En voyant la nature reprenant ses droits dans nos villes européennes, en voyant les images satellites dévoilées par l’Agence spatiale européenne montrant une baisse très importante des émissions de dioxyde d’azote, on pourrait se dire que ce virus, nous donne un répit face au réchauffement climatique. Sauf que non, cette baisse ponctuelle de la pollution ne résoudra pas le problème, mais nous permet de réfléchir que futur que nous voulons. C’est ce que nous explique Valérie Masson-Delmotte, physicienne, climatologue et co-présidente du groupe base physique du GIEC.
"Ce qu'il faut bien comprendre c'est que le climat réagit à l'accumulation de nos émissions de gaz à effet de serre et en particulier de dioxyde de carbone. Donc ce qui compte, pour l'évolution du climat, ce sont les émissions passées, actuelles et à venir. Si on veut que le climat ne se réchauffe plus, alors il s'agit de planifier stratégiquement des transformations profondes. La sortie de crise, pourrait nous permettre de reprendre les recettes du XXème siècle. Ou alors, elle pourrait être l'occasion de réfléchir ensemble au type de développement qui pourrait permettre à tous de vivre mieux. Avec un enjeu croisé qu'on appelle la santé planétaire."

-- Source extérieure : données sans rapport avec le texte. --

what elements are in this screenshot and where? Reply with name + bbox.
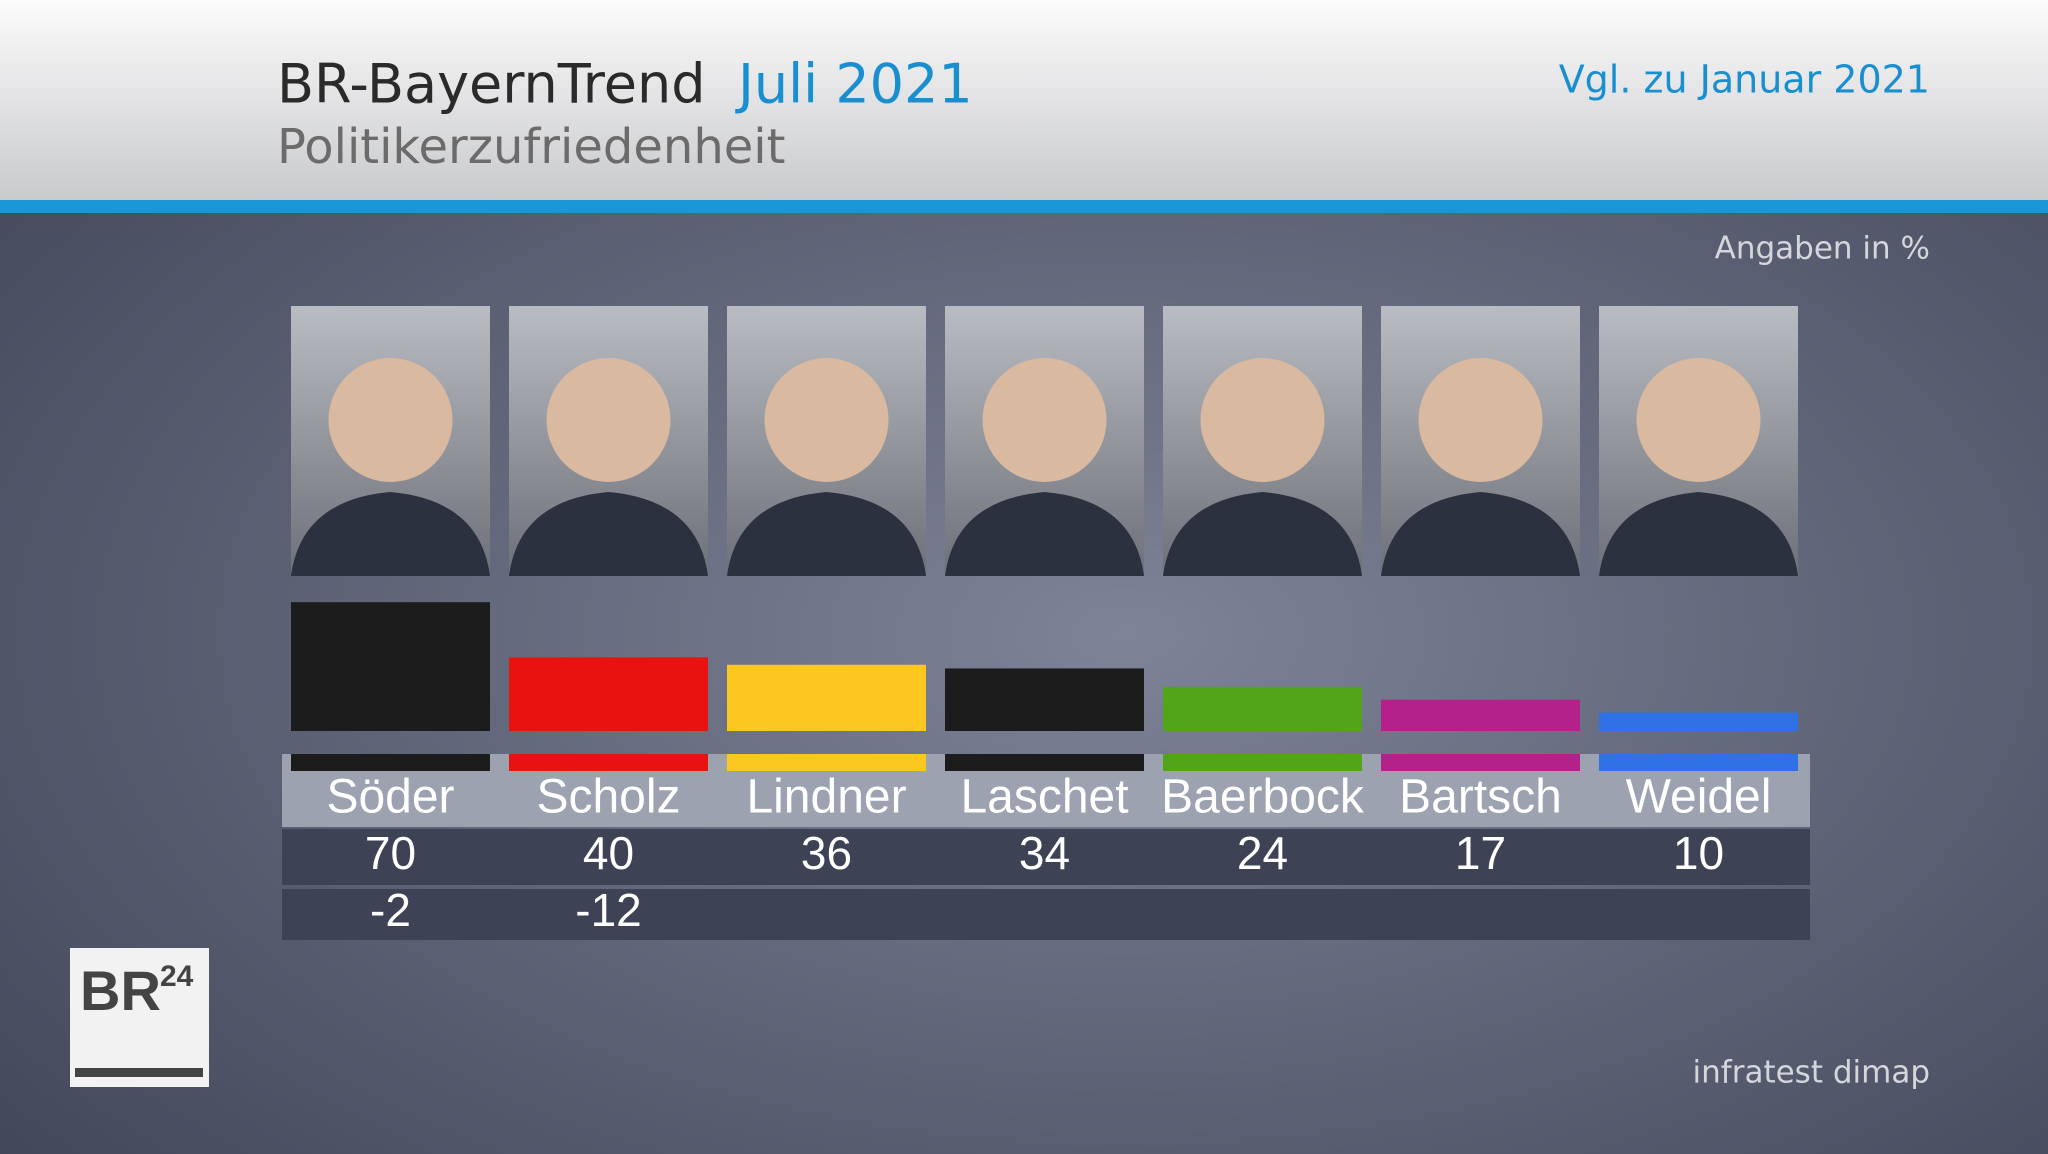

Selon elle, après cette crise, il faudra compter sur un courage politique extrême, pour nous libérer de nos vieux paradigmes, pour ne pas tirer les vieilles ficelles austéritaires et pour mettre en place des moyens d’actions à grande échelle afin de nous permettre de répondre à l’urgence climatique, probablement la plus importante de notre temps.